The apparel and textile sector showing signs of improvement despite continuous challenges that have brought a number of textile players to their knees as they continue to remind determined to survive the Nigerian environment.
In the first half of 2013 (H1 2013), capacity utilisation in the sector was 37.4 percent. But by the second half (H2 2013), this had risen to 44.9 percent as per data from the Manufacturers Association of Nigeria (MAN).
Capacity utilisation is one key way of determining the health of a sector or industry because it shows the relationship between actual output produced and potential output that could be produced with installed equipment.
The players are also sourcing more raw materials from home as local input content in H1 2013 was 52.86 percent while that of H2 2013, it increased to 60.79.
Reduction of inventory (stock) is a key factor in business success. Inventory was reduced to N418 million in H1 2013 and to N401 million in H2 2013.

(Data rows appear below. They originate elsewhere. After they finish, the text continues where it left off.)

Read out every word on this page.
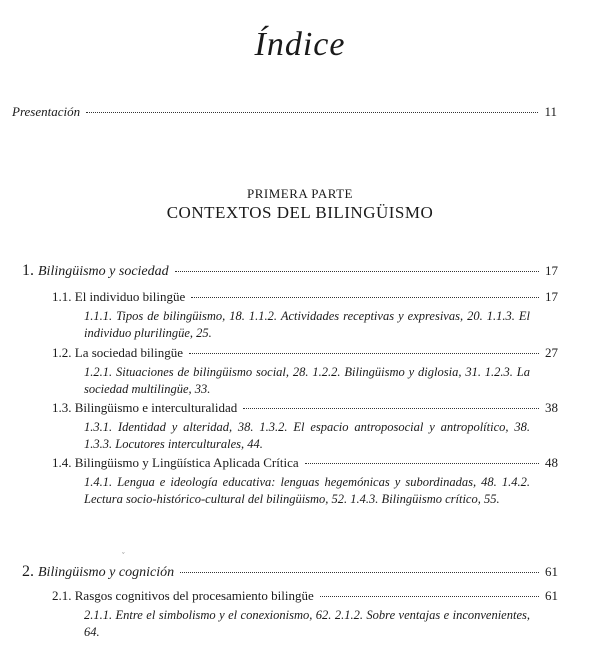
Índice
Presentación	11
PRIMERA PARTE
CONTEXTOS DEL BILINGÜISMO
1. Bilingüismo y sociedad	17
1.1. El individuo bilingüe	17
1.1.1. Tipos de bilingüismo, 18. 1.1.2. Actividades receptivas y expresivas, 20. 1.1.3. El individuo plurilingüe, 25.
1.2. La sociedad bilingüe	27
1.2.1. Situaciones de bilingüismo social, 28. 1.2.2. Bilingüismo y diglosia, 31. 1.2.3. La sociedad multilingüe, 33.
1.3. Bilingüismo e interculturalidad	38
1.3.1. Identidad y alteridad, 38. 1.3.2. El espacio antroposocial y antropolítico, 38. 1.3.3. Locutores interculturales, 44.
1.4. Bilingüismo y Lingüística Aplicada Crítica	48
1.4.1. Lengua e ideología educativa: lenguas hegemónicas y subordinadas, 48. 1.4.2. Lectura socio-histórico-cultural del bilingüismo, 52. 1.4.3. Bilingüismo crítico, 55.
ˇ
2. Bilingüismo y cognición	61
2.1. Rasgos cognitivos del procesamiento bilingüe	61
2.1.1. Entre el simbolismo y el conexionismo, 62. 2.1.2. Sobre ventajas e inconvenientes, 64.
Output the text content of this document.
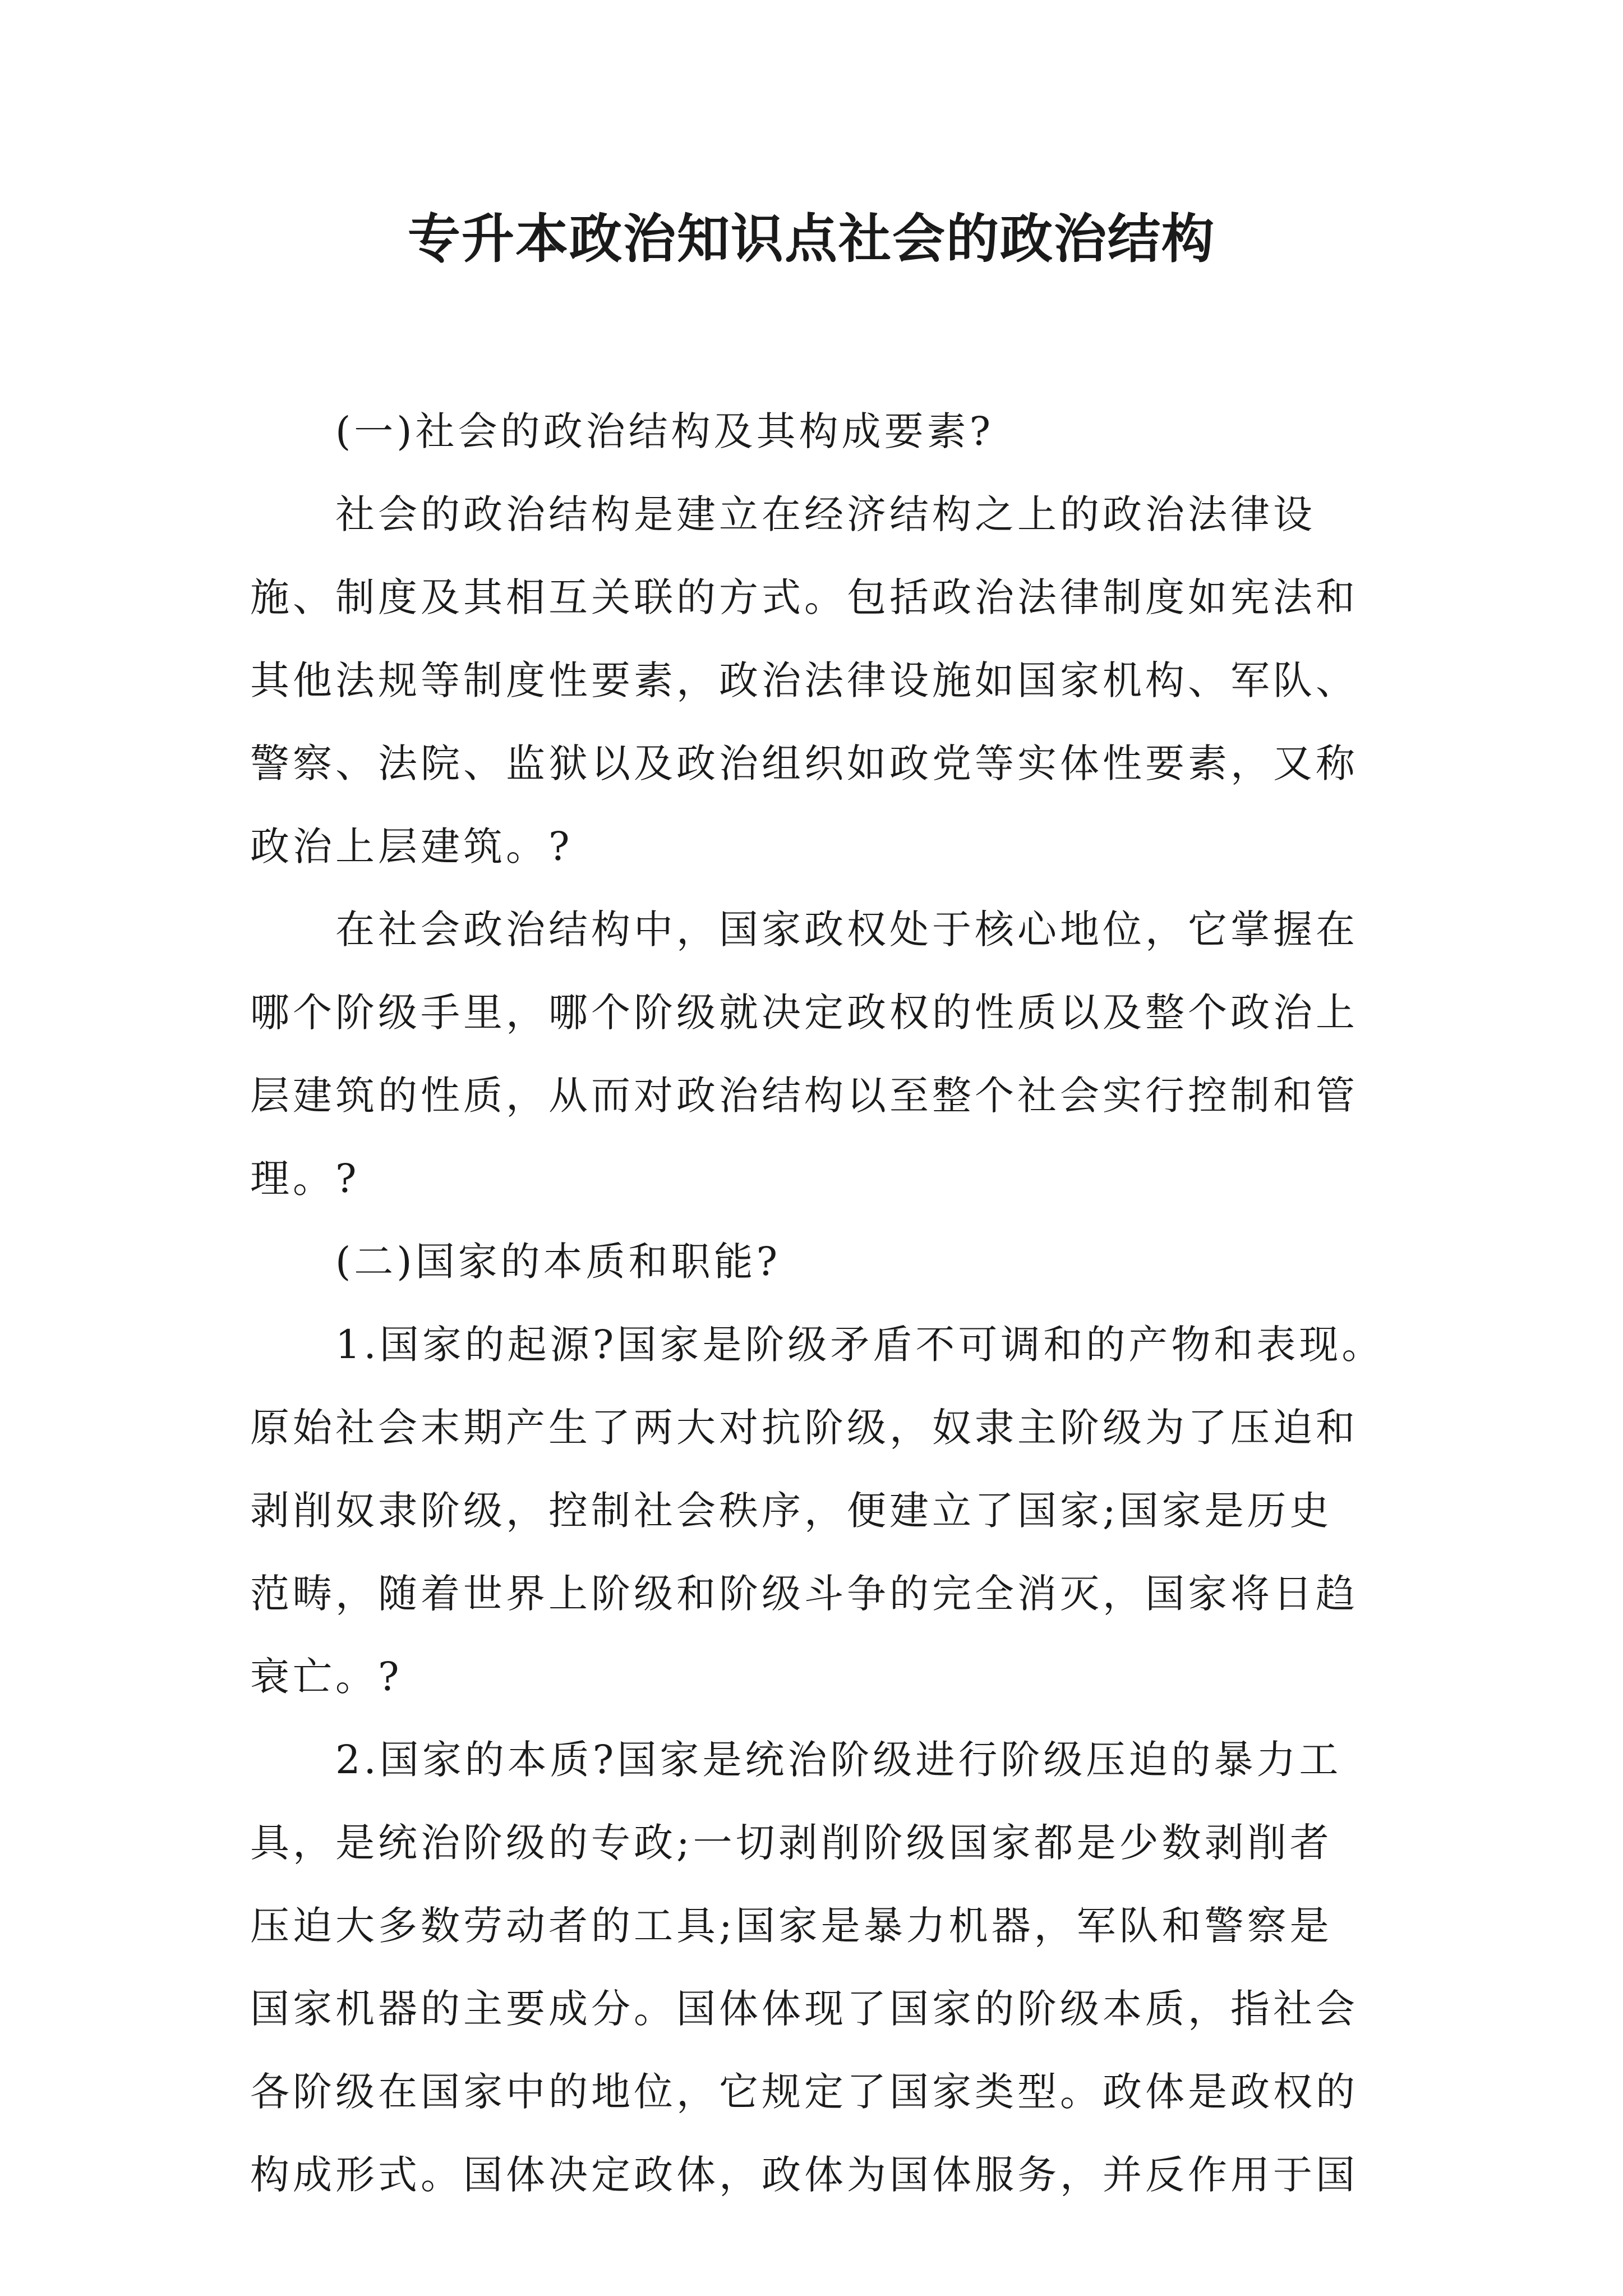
专升本政治知识点社会的政治结构
　　(一)社会的政治结构及其构成要素?
　　社会的政治结构是建立在经济结构之上的政治法律设
施、制度及其相互关联的方式。包括政治法律制度如宪法和
其他法规等制度性要素，政治法律设施如国家机构、军队、
警察、法院、监狱以及政治组织如政党等实体性要素，又称
政治上层建筑。?
　　在社会政治结构中，国家政权处于核心地位，它掌握在
哪个阶级手里，哪个阶级就决定政权的性质以及整个政治上
层建筑的性质，从而对政治结构以至整个社会实行控制和管
理。?
　　(二)国家的本质和职能?
　　1.国家的起源?国家是阶级矛盾不可调和的产物和表现。
原始社会末期产生了两大对抗阶级，奴隶主阶级为了压迫和
剥削奴隶阶级，控制社会秩序，便建立了国家;国家是历史
范畴，随着世界上阶级和阶级斗争的完全消灭，国家将日趋
衰亡。?
　　2.国家的本质?国家是统治阶级进行阶级压迫的暴力工
具，是统治阶级的专政;一切剥削阶级国家都是少数剥削者
压迫大多数劳动者的工具;国家是暴力机器，军队和警察是
国家机器的主要成分。国体体现了国家的阶级本质，指社会
各阶级在国家中的地位，它规定了国家类型。政体是政权的
构成形式。国体决定政体，政体为国体服务，并反作用于国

Moreover, the players ignored a innumerable challenges to add 53, 955 workers by the end of 2013. The players further invested a total of N2.714 billion in 2013 in land and building, plants and machines, furniture and equipment, motor vehicle and ongoing construction.
This indicate that the sector will perform better if issues such as business environment, infrastructure and business models are tackled as per analysts.
According to Paul Jaiyeola Olarewaju, director-general, Nigeria Textile Manufacturers Association (NTMAN), there were only 10 surviving fabrics makers in the country, as textile and apparel players face compounded problems such as unrestrained imports of cheap products from Asia, irregular power supply, poor access to finance, absence of black oil by Northern players and non-patronage of products by Nigerians and government agencies.
Moreover, government uniformed agencies do not support the industry, as often contracts are given out to people who go abroad and import the uniforms.
It is time that Nigerians realizes and value indigenous products.